Menara BTS (bgs/inet)
Jakarta - Aturan tentang penggunaan menara bersama diminta tidak lagi mengacu pada Surat Keputusan Bersama (SKB) tiga menteri, namun diatur oleh Peraturan Presiden (Perpres).
Menurut Ketua Umum Asosiasi Telekomunikasi Seluler Indonesia (ATSI) Sarwoto Atmosutarno, hal ini demi terciptanya kepastian hukum bagi investasi dari pelaku usaha di sektor telekomunikasi.
"Kami meminta aturan itu tidak dalam bentuk SKB lagi,” kata Sarwoto di sela kerja sama pengembangan konten antara Telkomsel dan Binus, di Jakarta, Kamis (7/4/2011).
"Sebaiknya aturan itu berbentuk Perpres agar ada jaminan bagi pelaku usaha dan memudahkan koordinasi di lapangan karena pembangunan menara itu melibatkan banyak departemen selain pemerintah daerah," lanjut dia.
SKB Menara Bersama adalah Peraturan Bersama Menteri Dalam Negeri, Menteri Pekerjaan Umum, Menteri Kominfo dan Kepala BKPM tentang Pedoman Pembangunan dan Penggunaan Bersama Menara Telekomunikasi No.18/2009, No.7/2009, Permen No.19/2009, dan No. 3/2009
Aturan ini telah ditetapkan dan mulai berlaku sejak 30 Maret 2009.

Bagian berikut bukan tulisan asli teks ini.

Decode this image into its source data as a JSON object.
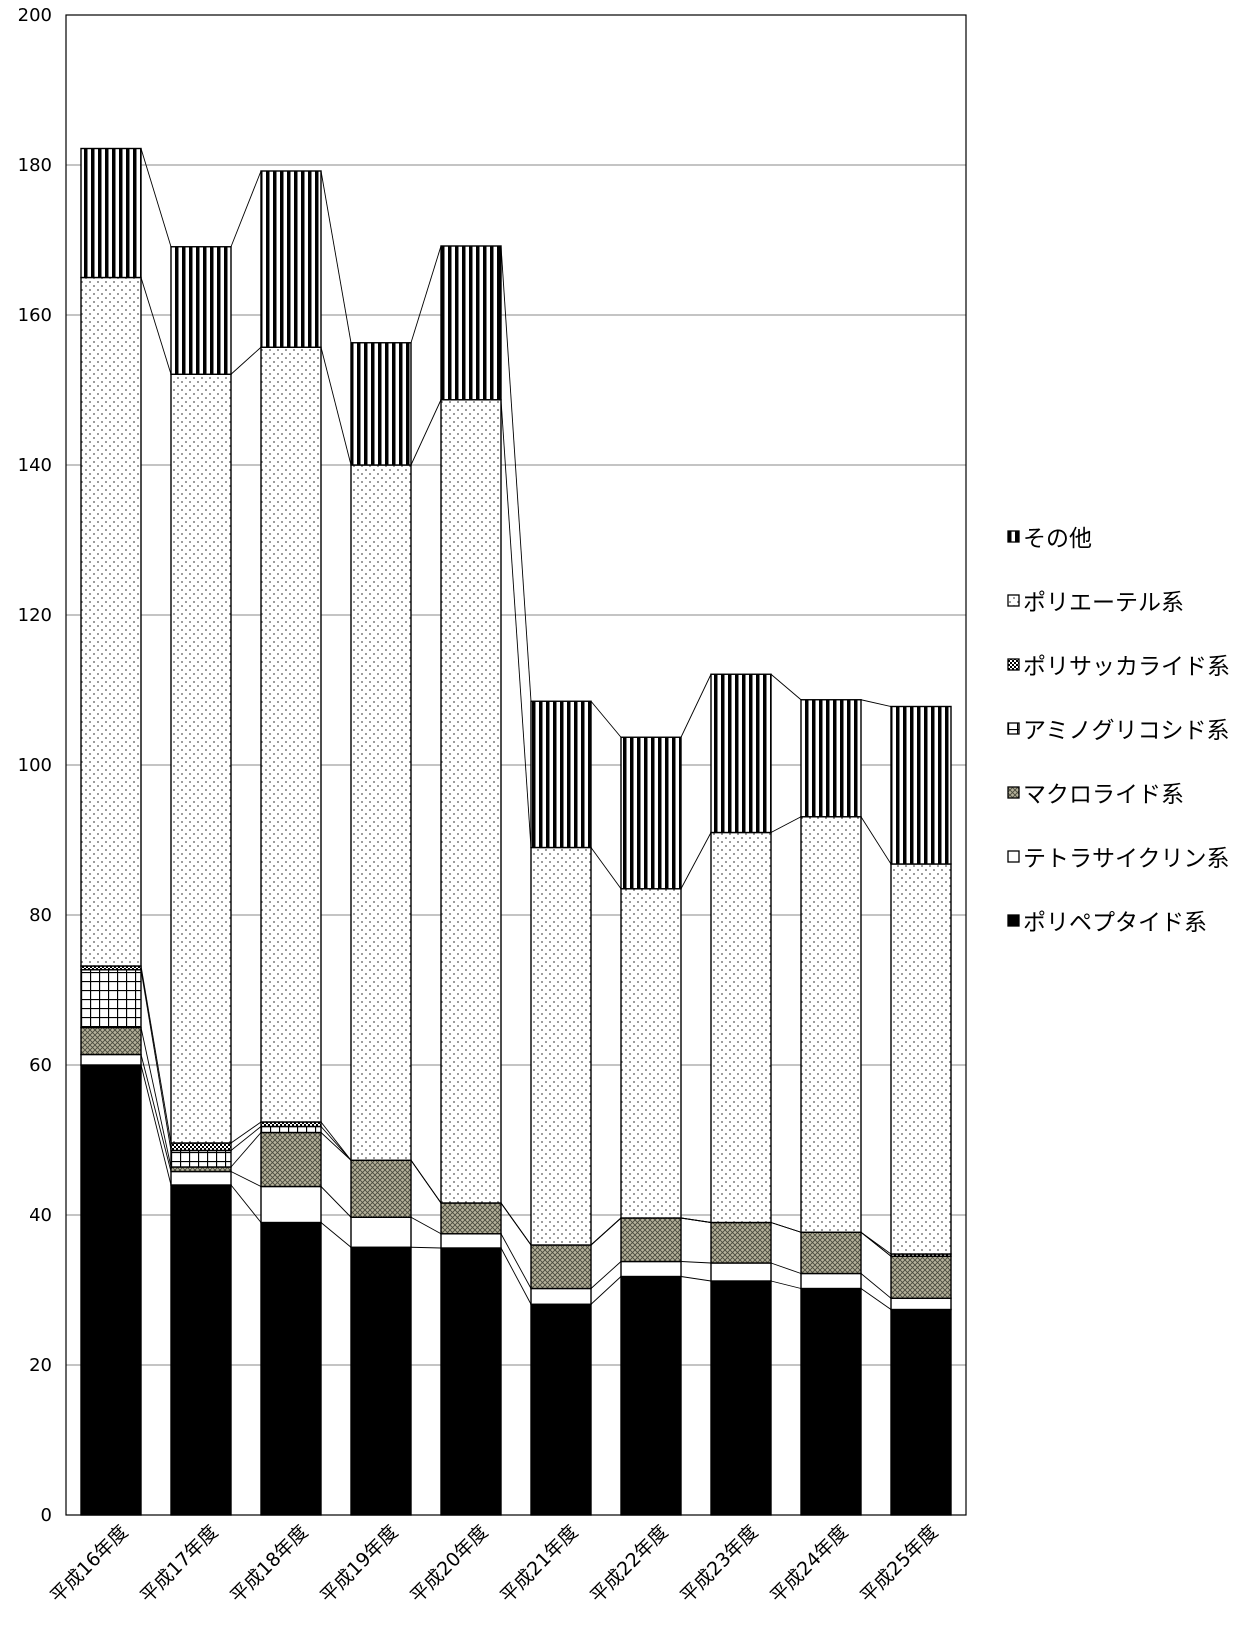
{
  "chart_data": {
    "type": "bar",
    "stacked": true,
    "categories": [
      "平成16年度",
      "平成17年度",
      "平成18年度",
      "平成19年度",
      "平成20年度",
      "平成21年度",
      "平成22年度",
      "平成23年度",
      "平成24年度",
      "平成25年度"
    ],
    "ylim": [
      0,
      200
    ],
    "yticks": [
      0,
      20,
      40,
      60,
      80,
      100,
      120,
      140,
      160,
      180,
      200
    ],
    "grid": true,
    "legend_position": "right",
    "series": [
      {
        "name": "ポリペプタイド系",
        "pattern": "solid",
        "values": [
          60,
          44,
          39,
          35.7,
          35.6,
          28.1,
          31.8,
          31.2,
          30.2,
          27.4
        ]
      },
      {
        "name": "テトラサイクリン系",
        "pattern": "white",
        "values": [
          1.4,
          1.8,
          4.8,
          4.0,
          1.9,
          2.1,
          2.0,
          2.4,
          2.0,
          1.5
        ]
      },
      {
        "name": "マクロライド系",
        "pattern": "hatch",
        "values": [
          3.6,
          0.6,
          7.2,
          7.6,
          4.1,
          5.8,
          5.8,
          5.4,
          5.5,
          5.6
        ]
      },
      {
        "name": "アミノグリコシド系",
        "pattern": "grid",
        "values": [
          7.7,
          2.2,
          0.8,
          0,
          0,
          0,
          0,
          0,
          0,
          0
        ]
      },
      {
        "name": "ポリサッカライド系",
        "pattern": "check",
        "values": [
          0.5,
          1.0,
          0.6,
          0,
          0,
          0,
          0,
          0,
          0,
          0.3
        ]
      },
      {
        "name": "ポリエーテル系",
        "pattern": "dots",
        "values": [
          91.8,
          102.5,
          103.3,
          92.7,
          107.1,
          53.0,
          43.9,
          52.0,
          55.4,
          52.0
        ]
      },
      {
        "name": "その他",
        "pattern": "stripe",
        "values": [
          17.2,
          17.0,
          23.5,
          16.3,
          20.5,
          19.5,
          20.2,
          21.1,
          15.6,
          21.0
        ]
      }
    ]
  }
}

30 Maret 2011 kemarin merupakan batas waktu akhir bagi masa transisi dan peralihan pembangunan dan atau penyediaan menara telekomunikasi bersama. Hal ini diatur dalam Pasal 28.
"Penyedia menara yang telah memiliki izin mendirikan bangunan menara dan telah selesai atau sedang membangun menaranya sebelum Peraturan Bersama ditetapkan wajib menyesuaikan dengan ketentuan dalam Peraturan Bersama ini paling lama dua tahun terhitung sejak aturan ditetapkan."
Penyesuaian itu berupa menara yang telah dibangun dan lokasinya sesuai dengan rencana tata ruang wilayah dan lingkungan diprioritaskan untuk digunakan sebagai menara bersama.
Kementerian Kominfo sendiri tengah melakukan uji publik untuk merevisi SKB menara bersama khususnya pasal 28. Usulan yang diberikan Kemenkominfo adalah batas waktu transisi diundur menjadi 31 Desember 2012
Sarwoto menyarankan, dalam merevisi isi dari peraturan tidak cukup hanya masalah di Pasal 28 tetapi juga menyangkut pengurusan perizinan dan biaya yang perlu dilakukan standarisasi.
"Rasanya tidak cukup hanya masalah pasal 28 itu karena kondisi di lapangan kami memiliki kesulitan dalam mengurus perizinan mengingat di setiap daerah berbeda-beda standarnya. Jika ada standar nasional ini bisa membuat pelaku usaha mudah dalam merencanakan biaya operasi," jelasnya.
Dicontohkannya, perizinan yang memerlukan standarisasi adalah masalah Izin Mendirikan Bangunan (IMB) atau biaya Hinder Ordinasi (HO) yang berbeda-beda di setiap daerah.